Tin has been known since early Roman times, and the mines at Cornwall, England, were worked from that time all through down to the present, but now they are becoming of minor importance as they approach exhaustion. The metal is silvery-white, does not easily tarnish, is malleable, but has little ductility and little tensile strength. Tin is mostly used in making tin plate, a thin sheet of steel covered with tin, the tin being only 1 to 2% of the total weight. This tin plate is mostly made into tin cans, and used as containers for food. Some tin is used in making solder, tin-foil, tubes for paste, vaseline, etc., and around 1000 tons per year for weighting silk. This “weighting” makes the silk heavier by about 25% and gives it a “rustle,” which, while much in evidence, is really indicative that the silk is not pure. The United States produces very little tin, most of the world’s supply coming from the Malay Peninsula, Dutch East Indies, China, and Bolivia, with small amounts from several other countries.

[Cassiterite]
SnO₂
[Pl. 28]
tin stone

Occurs in tetragonal crystals, massive, or in grains and pebbles; hardness 6.5; specific gravity 7; color black or dark-brown; streak gray; luster adamantine; translucent on thin edges.

The crystals are short prisms with pyramidal ends. Twinning is common. Cassiterite also occurs in fibrous masses, and when it is weathered from its original location, is so insoluble and hard, that it remains as grains and pebbles, making placer-deposits, from which today three quarters of the supply is obtained. If pure, the crystals would be colorless, but impurities of iron and titanium give it the dark-brown to black color. Cassiterite may appear very like rutile, the crystalline forms being identical, but the reddish tinge of color in the rutile will separate the two.

Cassiterite is one of those minerals which result from deposition at very high temperatures, probably from vapors, and is found in the veins in igneous rocks, such as light-colored granites, gneisses, syenites, etc. While not mined in this country it is found in small quantities in Maine, Massachusetts, New Hampshire, Virginia, Alabama, Wyoming, Montana, and California.

Titanium

Titanium, as a metal, is a heavy, gray, iron-like powder, which is chiefly useful as an alloy with iron, giving it toughness, and preventing bubbles and cracks in casting.
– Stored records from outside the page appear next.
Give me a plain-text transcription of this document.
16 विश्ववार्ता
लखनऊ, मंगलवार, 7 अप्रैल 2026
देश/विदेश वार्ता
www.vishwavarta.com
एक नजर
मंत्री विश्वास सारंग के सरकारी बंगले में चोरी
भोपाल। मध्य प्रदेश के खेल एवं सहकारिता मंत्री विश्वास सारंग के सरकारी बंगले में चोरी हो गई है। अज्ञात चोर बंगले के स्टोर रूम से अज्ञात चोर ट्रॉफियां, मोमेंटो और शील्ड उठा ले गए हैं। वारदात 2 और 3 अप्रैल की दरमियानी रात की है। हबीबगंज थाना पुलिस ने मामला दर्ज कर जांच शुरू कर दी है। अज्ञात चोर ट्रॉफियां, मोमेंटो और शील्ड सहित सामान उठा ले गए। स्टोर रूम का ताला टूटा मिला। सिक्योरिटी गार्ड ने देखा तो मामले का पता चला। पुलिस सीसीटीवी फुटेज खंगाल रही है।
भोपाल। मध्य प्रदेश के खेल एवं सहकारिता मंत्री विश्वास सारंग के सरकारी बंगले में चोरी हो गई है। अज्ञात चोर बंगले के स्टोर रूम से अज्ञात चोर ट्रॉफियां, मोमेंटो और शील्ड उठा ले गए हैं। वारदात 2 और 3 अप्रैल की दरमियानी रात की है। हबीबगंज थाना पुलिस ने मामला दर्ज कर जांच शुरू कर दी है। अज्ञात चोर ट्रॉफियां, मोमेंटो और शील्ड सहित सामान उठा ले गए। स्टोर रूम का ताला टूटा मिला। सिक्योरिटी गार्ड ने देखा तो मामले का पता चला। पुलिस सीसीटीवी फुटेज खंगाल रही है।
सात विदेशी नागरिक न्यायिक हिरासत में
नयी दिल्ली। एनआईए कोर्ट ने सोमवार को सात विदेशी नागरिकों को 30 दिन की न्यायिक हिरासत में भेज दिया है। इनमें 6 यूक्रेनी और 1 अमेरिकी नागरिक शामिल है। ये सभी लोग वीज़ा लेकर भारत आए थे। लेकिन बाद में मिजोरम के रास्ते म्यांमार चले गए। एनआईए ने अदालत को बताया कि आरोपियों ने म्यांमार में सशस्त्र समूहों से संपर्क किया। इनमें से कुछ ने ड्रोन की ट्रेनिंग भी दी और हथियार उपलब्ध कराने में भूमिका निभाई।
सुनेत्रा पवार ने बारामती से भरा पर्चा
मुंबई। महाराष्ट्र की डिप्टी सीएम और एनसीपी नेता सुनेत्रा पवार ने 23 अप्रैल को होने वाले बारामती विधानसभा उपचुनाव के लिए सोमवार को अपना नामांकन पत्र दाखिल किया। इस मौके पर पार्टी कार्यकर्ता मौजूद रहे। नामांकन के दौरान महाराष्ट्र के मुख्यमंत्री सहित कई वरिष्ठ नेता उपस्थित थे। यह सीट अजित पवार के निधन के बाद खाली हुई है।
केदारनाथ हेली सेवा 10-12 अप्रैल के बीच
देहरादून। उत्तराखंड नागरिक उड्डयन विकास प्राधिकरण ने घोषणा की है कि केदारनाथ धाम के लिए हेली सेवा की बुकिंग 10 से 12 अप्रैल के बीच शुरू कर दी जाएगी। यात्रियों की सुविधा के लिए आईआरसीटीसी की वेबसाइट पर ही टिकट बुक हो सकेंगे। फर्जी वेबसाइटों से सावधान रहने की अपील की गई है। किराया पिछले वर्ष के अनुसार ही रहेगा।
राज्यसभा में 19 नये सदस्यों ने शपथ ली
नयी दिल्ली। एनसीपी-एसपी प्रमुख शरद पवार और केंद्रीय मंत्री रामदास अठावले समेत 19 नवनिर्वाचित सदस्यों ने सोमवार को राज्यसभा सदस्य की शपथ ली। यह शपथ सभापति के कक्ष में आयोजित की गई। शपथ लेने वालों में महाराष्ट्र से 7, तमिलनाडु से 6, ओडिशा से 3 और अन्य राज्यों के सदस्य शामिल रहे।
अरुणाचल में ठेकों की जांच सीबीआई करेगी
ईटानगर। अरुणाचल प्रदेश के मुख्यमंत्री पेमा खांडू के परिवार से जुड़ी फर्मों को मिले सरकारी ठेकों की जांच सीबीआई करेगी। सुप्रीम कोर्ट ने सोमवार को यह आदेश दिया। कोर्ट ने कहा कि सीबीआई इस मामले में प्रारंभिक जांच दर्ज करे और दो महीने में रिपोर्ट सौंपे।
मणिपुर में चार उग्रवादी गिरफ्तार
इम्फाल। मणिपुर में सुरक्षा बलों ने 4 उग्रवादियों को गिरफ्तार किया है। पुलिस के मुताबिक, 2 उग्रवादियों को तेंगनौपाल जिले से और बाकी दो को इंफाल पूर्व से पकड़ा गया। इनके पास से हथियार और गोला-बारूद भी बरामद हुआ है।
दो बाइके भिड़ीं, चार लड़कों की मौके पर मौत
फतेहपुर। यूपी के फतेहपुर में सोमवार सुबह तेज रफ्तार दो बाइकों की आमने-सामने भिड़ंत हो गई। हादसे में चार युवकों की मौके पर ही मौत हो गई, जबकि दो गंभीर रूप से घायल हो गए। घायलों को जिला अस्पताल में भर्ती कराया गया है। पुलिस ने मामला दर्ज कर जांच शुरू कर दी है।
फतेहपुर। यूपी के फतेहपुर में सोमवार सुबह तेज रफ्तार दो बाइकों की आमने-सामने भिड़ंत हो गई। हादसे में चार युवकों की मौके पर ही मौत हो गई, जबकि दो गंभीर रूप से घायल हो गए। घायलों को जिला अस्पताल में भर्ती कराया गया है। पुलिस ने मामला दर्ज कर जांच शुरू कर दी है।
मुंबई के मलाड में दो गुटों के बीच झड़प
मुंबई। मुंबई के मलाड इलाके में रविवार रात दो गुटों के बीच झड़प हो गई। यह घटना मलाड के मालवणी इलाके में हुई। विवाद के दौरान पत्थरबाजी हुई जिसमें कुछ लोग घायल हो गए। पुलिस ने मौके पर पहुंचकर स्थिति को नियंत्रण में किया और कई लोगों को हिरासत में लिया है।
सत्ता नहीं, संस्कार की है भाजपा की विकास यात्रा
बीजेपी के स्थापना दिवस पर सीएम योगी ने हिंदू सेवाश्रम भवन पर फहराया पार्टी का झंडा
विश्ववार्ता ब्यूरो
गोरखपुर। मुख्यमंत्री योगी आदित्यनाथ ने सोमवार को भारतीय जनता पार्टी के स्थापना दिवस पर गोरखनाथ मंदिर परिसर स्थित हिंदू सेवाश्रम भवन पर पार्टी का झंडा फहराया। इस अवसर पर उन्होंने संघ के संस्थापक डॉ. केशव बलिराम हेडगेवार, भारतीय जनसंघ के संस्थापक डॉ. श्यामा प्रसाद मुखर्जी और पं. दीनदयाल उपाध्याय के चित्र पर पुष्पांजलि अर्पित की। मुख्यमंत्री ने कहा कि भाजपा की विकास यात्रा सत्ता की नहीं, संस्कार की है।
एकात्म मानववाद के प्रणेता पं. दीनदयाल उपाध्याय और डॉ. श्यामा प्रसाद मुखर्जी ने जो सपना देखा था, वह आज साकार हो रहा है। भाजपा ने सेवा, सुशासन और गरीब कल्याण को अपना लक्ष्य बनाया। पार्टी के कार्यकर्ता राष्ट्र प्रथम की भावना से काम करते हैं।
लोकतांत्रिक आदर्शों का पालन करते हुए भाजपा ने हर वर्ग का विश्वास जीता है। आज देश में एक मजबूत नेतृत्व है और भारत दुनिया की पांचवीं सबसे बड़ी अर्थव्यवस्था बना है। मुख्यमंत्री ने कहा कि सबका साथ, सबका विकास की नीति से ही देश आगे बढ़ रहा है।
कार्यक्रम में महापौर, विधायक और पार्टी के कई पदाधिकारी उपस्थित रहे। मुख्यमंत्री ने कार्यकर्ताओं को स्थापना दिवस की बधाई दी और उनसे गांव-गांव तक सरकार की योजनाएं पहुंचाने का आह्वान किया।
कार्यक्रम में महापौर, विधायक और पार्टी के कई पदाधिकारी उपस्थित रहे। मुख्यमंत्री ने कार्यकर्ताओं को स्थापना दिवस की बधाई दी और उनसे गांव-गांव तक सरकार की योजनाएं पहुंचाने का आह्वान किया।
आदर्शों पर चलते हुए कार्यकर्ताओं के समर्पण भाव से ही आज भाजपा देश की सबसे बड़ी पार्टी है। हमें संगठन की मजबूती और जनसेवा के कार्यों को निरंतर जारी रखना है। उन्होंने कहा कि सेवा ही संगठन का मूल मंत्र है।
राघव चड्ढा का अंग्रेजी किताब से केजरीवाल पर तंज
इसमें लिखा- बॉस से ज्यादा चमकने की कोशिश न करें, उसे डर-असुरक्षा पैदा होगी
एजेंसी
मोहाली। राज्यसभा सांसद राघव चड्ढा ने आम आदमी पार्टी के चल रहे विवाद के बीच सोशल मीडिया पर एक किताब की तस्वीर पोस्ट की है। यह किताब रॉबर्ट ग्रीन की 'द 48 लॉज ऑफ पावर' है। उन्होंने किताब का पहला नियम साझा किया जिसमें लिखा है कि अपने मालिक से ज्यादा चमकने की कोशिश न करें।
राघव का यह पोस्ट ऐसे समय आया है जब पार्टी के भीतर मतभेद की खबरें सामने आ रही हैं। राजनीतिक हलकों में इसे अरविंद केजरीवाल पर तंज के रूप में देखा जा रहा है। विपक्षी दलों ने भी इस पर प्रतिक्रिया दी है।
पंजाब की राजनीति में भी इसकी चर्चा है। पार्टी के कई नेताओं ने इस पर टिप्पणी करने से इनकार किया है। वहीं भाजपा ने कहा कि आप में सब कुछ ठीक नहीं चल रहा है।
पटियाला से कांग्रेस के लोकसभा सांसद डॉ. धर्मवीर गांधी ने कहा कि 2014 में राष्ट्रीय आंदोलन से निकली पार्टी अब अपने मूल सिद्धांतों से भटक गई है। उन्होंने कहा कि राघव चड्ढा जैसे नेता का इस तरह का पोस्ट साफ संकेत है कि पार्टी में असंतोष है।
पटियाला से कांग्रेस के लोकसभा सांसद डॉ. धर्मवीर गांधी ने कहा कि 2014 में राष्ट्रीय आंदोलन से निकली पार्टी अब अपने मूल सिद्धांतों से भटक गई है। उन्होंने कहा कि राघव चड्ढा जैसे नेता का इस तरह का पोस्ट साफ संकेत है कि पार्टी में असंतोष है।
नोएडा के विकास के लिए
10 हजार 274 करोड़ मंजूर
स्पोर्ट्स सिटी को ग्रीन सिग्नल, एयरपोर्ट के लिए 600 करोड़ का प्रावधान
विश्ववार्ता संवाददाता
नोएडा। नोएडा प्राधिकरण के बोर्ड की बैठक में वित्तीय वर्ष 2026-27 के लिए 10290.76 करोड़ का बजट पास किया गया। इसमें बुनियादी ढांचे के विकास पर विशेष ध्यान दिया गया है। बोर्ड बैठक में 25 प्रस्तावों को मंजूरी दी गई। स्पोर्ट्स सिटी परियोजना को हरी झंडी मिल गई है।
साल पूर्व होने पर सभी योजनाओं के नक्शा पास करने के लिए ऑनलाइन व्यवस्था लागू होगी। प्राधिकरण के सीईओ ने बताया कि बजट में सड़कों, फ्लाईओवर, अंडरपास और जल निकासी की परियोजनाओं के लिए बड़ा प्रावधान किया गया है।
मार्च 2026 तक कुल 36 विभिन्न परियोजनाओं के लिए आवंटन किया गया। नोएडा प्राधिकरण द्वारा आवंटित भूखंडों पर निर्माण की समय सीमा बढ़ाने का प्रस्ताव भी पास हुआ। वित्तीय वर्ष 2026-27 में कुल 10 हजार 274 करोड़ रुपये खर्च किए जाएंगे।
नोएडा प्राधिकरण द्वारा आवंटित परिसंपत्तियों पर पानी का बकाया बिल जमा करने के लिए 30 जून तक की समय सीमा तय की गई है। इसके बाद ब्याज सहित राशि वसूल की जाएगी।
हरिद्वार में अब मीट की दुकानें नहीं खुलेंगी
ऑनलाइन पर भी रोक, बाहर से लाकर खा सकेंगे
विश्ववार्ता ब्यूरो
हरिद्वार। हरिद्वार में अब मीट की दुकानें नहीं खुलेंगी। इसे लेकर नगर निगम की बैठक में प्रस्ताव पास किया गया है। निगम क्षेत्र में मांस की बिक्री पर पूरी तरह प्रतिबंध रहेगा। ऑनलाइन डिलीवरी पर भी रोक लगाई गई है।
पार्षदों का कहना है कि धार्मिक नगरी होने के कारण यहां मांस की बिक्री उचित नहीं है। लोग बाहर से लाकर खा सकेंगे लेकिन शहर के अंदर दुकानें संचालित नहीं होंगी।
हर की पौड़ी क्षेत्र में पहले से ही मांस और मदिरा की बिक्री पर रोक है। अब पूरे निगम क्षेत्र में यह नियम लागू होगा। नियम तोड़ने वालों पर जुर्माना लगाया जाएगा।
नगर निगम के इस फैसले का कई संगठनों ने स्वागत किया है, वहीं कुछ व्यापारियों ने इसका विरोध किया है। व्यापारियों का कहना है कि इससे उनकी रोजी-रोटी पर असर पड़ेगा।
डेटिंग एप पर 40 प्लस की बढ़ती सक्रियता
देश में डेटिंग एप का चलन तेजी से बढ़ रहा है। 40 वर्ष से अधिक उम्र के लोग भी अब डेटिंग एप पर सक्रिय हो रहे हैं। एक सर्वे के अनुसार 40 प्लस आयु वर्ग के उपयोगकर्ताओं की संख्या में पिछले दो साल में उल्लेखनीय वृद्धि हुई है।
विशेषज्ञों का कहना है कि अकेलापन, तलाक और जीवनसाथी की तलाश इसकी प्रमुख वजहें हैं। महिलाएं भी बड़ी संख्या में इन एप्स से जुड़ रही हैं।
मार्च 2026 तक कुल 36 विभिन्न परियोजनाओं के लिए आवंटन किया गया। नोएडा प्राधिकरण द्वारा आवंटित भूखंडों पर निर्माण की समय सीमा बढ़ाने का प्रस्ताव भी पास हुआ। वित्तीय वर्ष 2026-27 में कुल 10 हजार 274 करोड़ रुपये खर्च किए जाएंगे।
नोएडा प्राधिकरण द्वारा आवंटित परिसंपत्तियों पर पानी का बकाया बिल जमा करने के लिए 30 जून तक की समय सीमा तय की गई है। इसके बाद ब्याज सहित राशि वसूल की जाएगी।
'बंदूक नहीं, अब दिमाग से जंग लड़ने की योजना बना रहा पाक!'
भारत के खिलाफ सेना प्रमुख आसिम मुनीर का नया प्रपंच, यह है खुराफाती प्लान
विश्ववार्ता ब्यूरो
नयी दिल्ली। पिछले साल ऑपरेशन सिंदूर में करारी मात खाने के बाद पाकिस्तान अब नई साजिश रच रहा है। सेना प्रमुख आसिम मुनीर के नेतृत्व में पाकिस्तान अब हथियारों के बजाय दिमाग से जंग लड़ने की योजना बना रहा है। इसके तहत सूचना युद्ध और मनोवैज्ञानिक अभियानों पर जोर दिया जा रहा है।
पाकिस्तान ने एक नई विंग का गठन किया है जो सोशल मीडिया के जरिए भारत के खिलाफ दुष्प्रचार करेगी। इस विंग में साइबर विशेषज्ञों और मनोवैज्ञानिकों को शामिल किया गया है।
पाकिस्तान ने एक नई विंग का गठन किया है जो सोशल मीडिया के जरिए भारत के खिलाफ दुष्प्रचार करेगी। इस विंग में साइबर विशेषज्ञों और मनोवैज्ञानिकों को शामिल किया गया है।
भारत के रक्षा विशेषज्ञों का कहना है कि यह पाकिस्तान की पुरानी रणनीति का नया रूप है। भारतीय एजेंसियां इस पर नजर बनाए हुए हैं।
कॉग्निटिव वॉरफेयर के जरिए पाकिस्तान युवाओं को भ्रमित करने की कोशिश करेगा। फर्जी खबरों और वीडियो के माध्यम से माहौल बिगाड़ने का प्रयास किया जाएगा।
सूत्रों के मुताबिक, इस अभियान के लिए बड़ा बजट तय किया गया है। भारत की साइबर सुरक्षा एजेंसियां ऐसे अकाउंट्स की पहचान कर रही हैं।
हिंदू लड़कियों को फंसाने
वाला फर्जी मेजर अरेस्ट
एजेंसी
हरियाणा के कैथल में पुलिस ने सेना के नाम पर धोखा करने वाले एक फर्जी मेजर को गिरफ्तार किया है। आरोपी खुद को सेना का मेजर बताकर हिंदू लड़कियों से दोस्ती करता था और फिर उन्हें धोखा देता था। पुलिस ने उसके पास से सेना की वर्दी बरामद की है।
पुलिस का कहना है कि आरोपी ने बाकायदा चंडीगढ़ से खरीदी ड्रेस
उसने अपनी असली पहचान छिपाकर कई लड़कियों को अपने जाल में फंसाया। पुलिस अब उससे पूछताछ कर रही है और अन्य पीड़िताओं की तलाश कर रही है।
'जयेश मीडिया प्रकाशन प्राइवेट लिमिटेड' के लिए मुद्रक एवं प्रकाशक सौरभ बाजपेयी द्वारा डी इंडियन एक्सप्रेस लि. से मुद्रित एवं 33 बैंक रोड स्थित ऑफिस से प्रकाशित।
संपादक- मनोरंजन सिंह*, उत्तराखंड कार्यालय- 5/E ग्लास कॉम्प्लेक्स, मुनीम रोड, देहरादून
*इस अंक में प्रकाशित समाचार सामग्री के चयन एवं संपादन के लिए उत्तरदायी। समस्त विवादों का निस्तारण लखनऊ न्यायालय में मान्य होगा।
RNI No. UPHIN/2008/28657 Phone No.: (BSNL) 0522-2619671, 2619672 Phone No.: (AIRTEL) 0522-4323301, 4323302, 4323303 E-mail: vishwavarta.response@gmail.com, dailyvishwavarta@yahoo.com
It is not as rare as some other metals which have found a wider use.

[Rutile]
TiO₂
[Pl. 28]

Occurs in tetragonal crystals, and in grains; hardness 6.5; specific gravity 4.2; color red to reddish-brown; streak yellowish-brown; luster metallic to adamantine; translucent on thin edges.

Rutile usually occurs in crystals, which are either short and stout, or in needle-like crystals. Twinning is common. In form and general appearance it resembles cassiterite, but the reddish color, and the yellowish-brown streak will distinguish the rutile. It is found in similar rocks, granites, gneisses, syenites, and mica-schists, the two minerals cassiterite and rutile often occurring together. This is also true of the grains, which have been weathered out and are found in sands and gravels of placer deposits. It is found in small quantities in all the New England States, New York, and all down the Appalachian Mountains, especially at Graves Mountain, Ga., and in Arkansas and Alaska.